The price action this week is confirmation for what I've been saying all along "prices will change violently but will quickly lose steam when trying to push higher." The downward forces that have been pushing prices lower will keep tech stocks from running up through the first quarter of the year. Sorry if I sound so repetitive. But in this case the charts are so clear cut, the patterns so obvious, that I feel 99.9% confident in repeating this statement. Having this frame of reference has prevented me from being swept up in the mid-week frenzy caused by some premature call by an unknown sox analyst. Especially when the "visibility" going forward even by the companies themselves is murky at best. Knowing that that brick wall is there, also offers me the added advantage of analyzing strong moves in prices for signs of distribution by the smart money. That's right, if stocks are not going higher anytime soon, then what are we really seeing when we see stocks move like they did midweek - ACCUMULATION or DISTRIBUTION of shares? A number of stocks made new lows by Fridays close even after all the short term excitement. Look at the daily action in ADCT. This is a stock that I pointed out in my last post that would be under significant pressure. The stock held strong even giving the appearance of a possible breakout in prices. Friday gave us the true direction for prices. That pressure will continue this week as we head into their earnings announcement. Same thing applies to JNPR. This stock could get another $25 haircut by month end if that support doesn't hold. To me it's all about one thing, can these companies hold that support? SUNW couldn't do this week, the stock hit a new low. A breakdown of support implies a completely new set of ramifications for everything that relates to the markets and our economy. Needless to say SUNW needs to make an abrupt about face, if not, you have to seriously question any tech stocks ability to do differently. So the pressure will continue. JNPR, CSCO, HAND, ADCT, ARBA, PAYX and MOT are just a handful of stocks facing immediate pressure this week.

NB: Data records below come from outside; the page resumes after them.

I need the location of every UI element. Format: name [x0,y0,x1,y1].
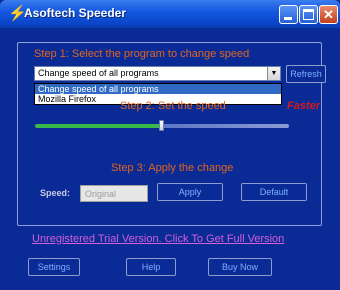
close-icon: ✕ [323,7,334,22]
minimize-button[interactable] [279,5,298,24]
faster-label: Faster [287,100,321,112]
maximize-button[interactable] [299,5,318,24]
close-button[interactable]: ✕ [319,5,338,24]
refresh-button[interactable]: Refresh [286,65,326,83]
speed-label: Speed: [40,188,71,198]
step1-label: Step 1: Select the program to change spe… [34,48,250,60]
settings-button[interactable]: Settings [28,258,80,276]
lightning-bolt-icon: ⚡ [8,5,27,22]
speed-field: Original [80,185,148,202]
step3-label: Step 3: Apply the change [111,162,234,174]
step2-label: Step 2: Set the speed [120,100,226,112]
maximize-icon [303,9,314,20]
client-area: Step 1: Select the program to change spe… [4,28,336,286]
program-select-value: Change speed of all programs [38,68,159,78]
apply-button[interactable]: Apply [157,183,223,201]
dropdown-option[interactable]: Change speed of all programs [35,84,281,94]
minimize-icon [284,17,292,20]
chevron-down-icon[interactable]: ▼ [267,67,280,80]
speed-value: Original [85,189,117,199]
speed-slider-thumb[interactable] [159,120,164,131]
trial-version-link[interactable]: Unregistered Trial Version. Click To Get… [32,233,284,245]
program-select[interactable]: Change speed of all programs ▼ [34,66,281,81]
title-bar[interactable]: ⚡ Asoftech Speeder ✕ [0,0,340,28]
default-button[interactable]: Default [241,183,307,201]
window-title: Asoftech Speeder [24,6,127,20]
help-button[interactable]: Help [126,258,176,276]
buy-now-button[interactable]: Buy Now [208,258,272,276]
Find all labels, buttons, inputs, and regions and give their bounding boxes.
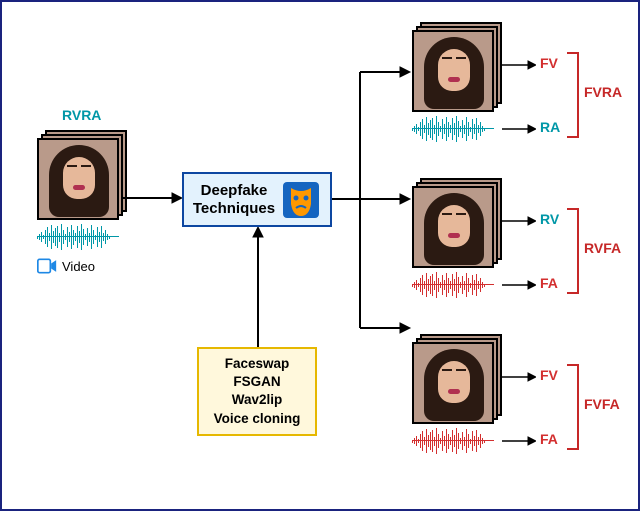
- arrow-input-to-deepfake: [122, 188, 182, 208]
- branch-arrows: [332, 42, 412, 362]
- output2-combo-label: RVFA: [584, 240, 621, 256]
- arrow-out3-audio: [502, 434, 536, 448]
- arrow-out1-audio: [502, 122, 536, 136]
- output2-waveform: [412, 272, 494, 298]
- arrow-out3-video: [502, 370, 536, 384]
- output3-waveform: [412, 428, 494, 454]
- output1-video-stack: [412, 22, 502, 112]
- arrow-out2-video: [502, 214, 536, 228]
- output1-combo-label: FVRA: [584, 84, 622, 100]
- mask-icon: [281, 180, 321, 220]
- input-waveform: [37, 224, 119, 250]
- method-line: Faceswap: [205, 355, 309, 373]
- arrow-methods-to-deepfake: [248, 227, 268, 347]
- output2-audio-label: FA: [540, 275, 558, 291]
- deepfake-block: Deepfake Techniques: [182, 172, 332, 227]
- output2-bracket: [567, 208, 579, 294]
- output1-video-label: FV: [540, 55, 558, 71]
- output1-audio-label: RA: [540, 119, 560, 135]
- output1-bracket: [567, 52, 579, 138]
- input-label: RVRA: [62, 107, 101, 123]
- arrow-out2-audio: [502, 278, 536, 292]
- output2-video-stack: [412, 178, 502, 268]
- output3-combo-label: FVFA: [584, 396, 620, 412]
- video-caption: Video: [37, 258, 95, 274]
- methods-block: Faceswap FSGAN Wav2lip Voice cloning: [197, 347, 317, 436]
- video-icon: [37, 258, 57, 274]
- deepfake-title: Deepfake Techniques: [193, 182, 275, 217]
- diagram-canvas: RVRA Video Deepfake Techniques: [0, 0, 640, 511]
- method-line: FSGAN: [205, 373, 309, 391]
- output3-audio-label: FA: [540, 431, 558, 447]
- input-video-stack: [37, 130, 127, 220]
- video-caption-text: Video: [62, 259, 95, 274]
- method-line: Voice cloning: [205, 410, 309, 428]
- output3-bracket: [567, 364, 579, 450]
- arrow-out1-video: [502, 58, 536, 72]
- output2-video-label: RV: [540, 211, 559, 227]
- deepfake-title-line2: Techniques: [193, 200, 275, 217]
- output3-video-stack: [412, 334, 502, 424]
- method-line: Wav2lip: [205, 391, 309, 409]
- output3-video-label: FV: [540, 367, 558, 383]
- deepfake-title-line1: Deepfake: [193, 182, 275, 199]
- output1-waveform: [412, 116, 494, 142]
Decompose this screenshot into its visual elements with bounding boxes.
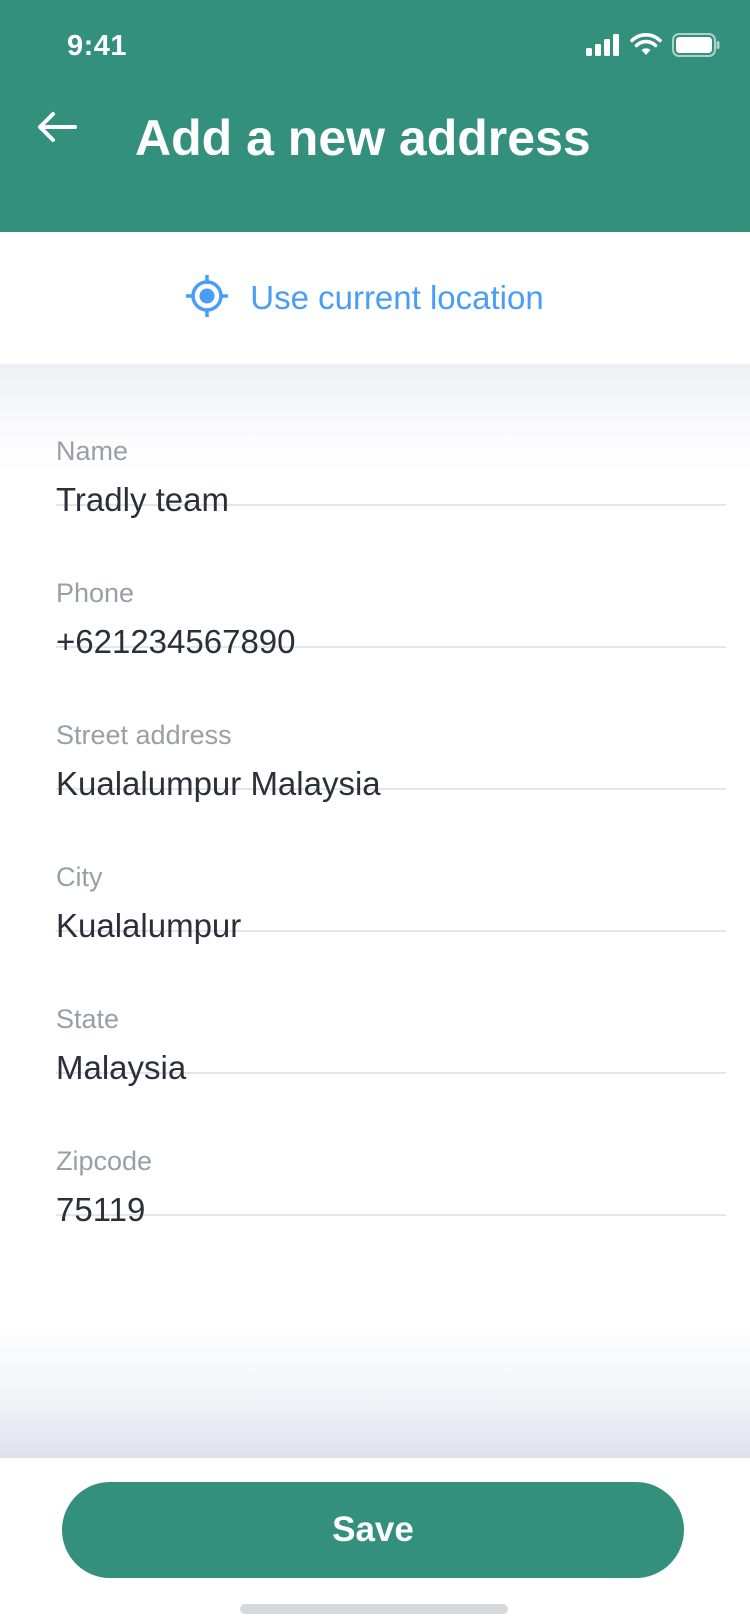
back-button[interactable]: [30, 102, 84, 156]
crosshair-location-icon: [184, 272, 230, 322]
phone-label: Phone: [56, 578, 135, 608]
street-address-label: Street address: [56, 720, 232, 750]
state-label: State: [56, 1004, 120, 1034]
state-field: State: [56, 932, 726, 1092]
name-field: Name: [56, 364, 726, 524]
city-field: City: [56, 790, 726, 950]
cellular-signal-icon: [586, 33, 620, 61]
status-icons: [586, 32, 720, 62]
status-time: 9:41: [67, 30, 128, 62]
battery-icon: [672, 32, 720, 62]
address-form: Name Phone Street address City State Zip…: [0, 364, 750, 1458]
use-current-location-button[interactable]: Use current location: [0, 232, 750, 364]
wifi-icon: [630, 32, 662, 62]
bottom-bar: Save: [0, 1458, 750, 1624]
name-label: Name: [56, 436, 129, 466]
city-label: City: [56, 862, 103, 892]
zipcode-label: Zipcode: [56, 1146, 153, 1176]
street-address-field: Street address: [56, 648, 726, 808]
phone-field: Phone: [56, 506, 726, 666]
home-indicator: [240, 1604, 508, 1614]
zipcode-input[interactable]: [56, 1186, 726, 1234]
zipcode-field: Zipcode: [56, 1074, 726, 1234]
header: 9:41 Add a new address: [0, 0, 750, 232]
use-current-location-label: Use current location: [250, 279, 544, 316]
add-address-screen: 9:41 Add a new address Use current locat…: [0, 0, 750, 1624]
save-button[interactable]: Save: [62, 1482, 684, 1578]
page-title: Add a new address: [135, 110, 591, 166]
arrow-left-icon: [37, 111, 77, 148]
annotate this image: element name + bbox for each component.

Unlike two years ago, my comments today have been related to the tech sector or COMPX. I have left the other indices alone simply because the market has proven to us in the past that they can move independent of one another. But I did want to comment that I believe the DOW over the next week or so will make a more significant push through the 11,000 mark. Even after the damage on Friday, prices should push higher this coming week. Despite the overall diamond formation of the past year and a half the last couple of months have set us up for a very bullish formation overall. I believe this break will happen soon. What happens after this push will be my main concern. Will prices quickly crater? More importantly, does this push imply that these tech stocks are close to a bottom? Based on some of the patterns that I'm seeing my immediate answer to that is no. But something to keep a eye out for. Besides the DOW, the Transports have a very bullish pattern and they are already three months into a major breakout. So there are some very conflicting signals. Why should now be any different.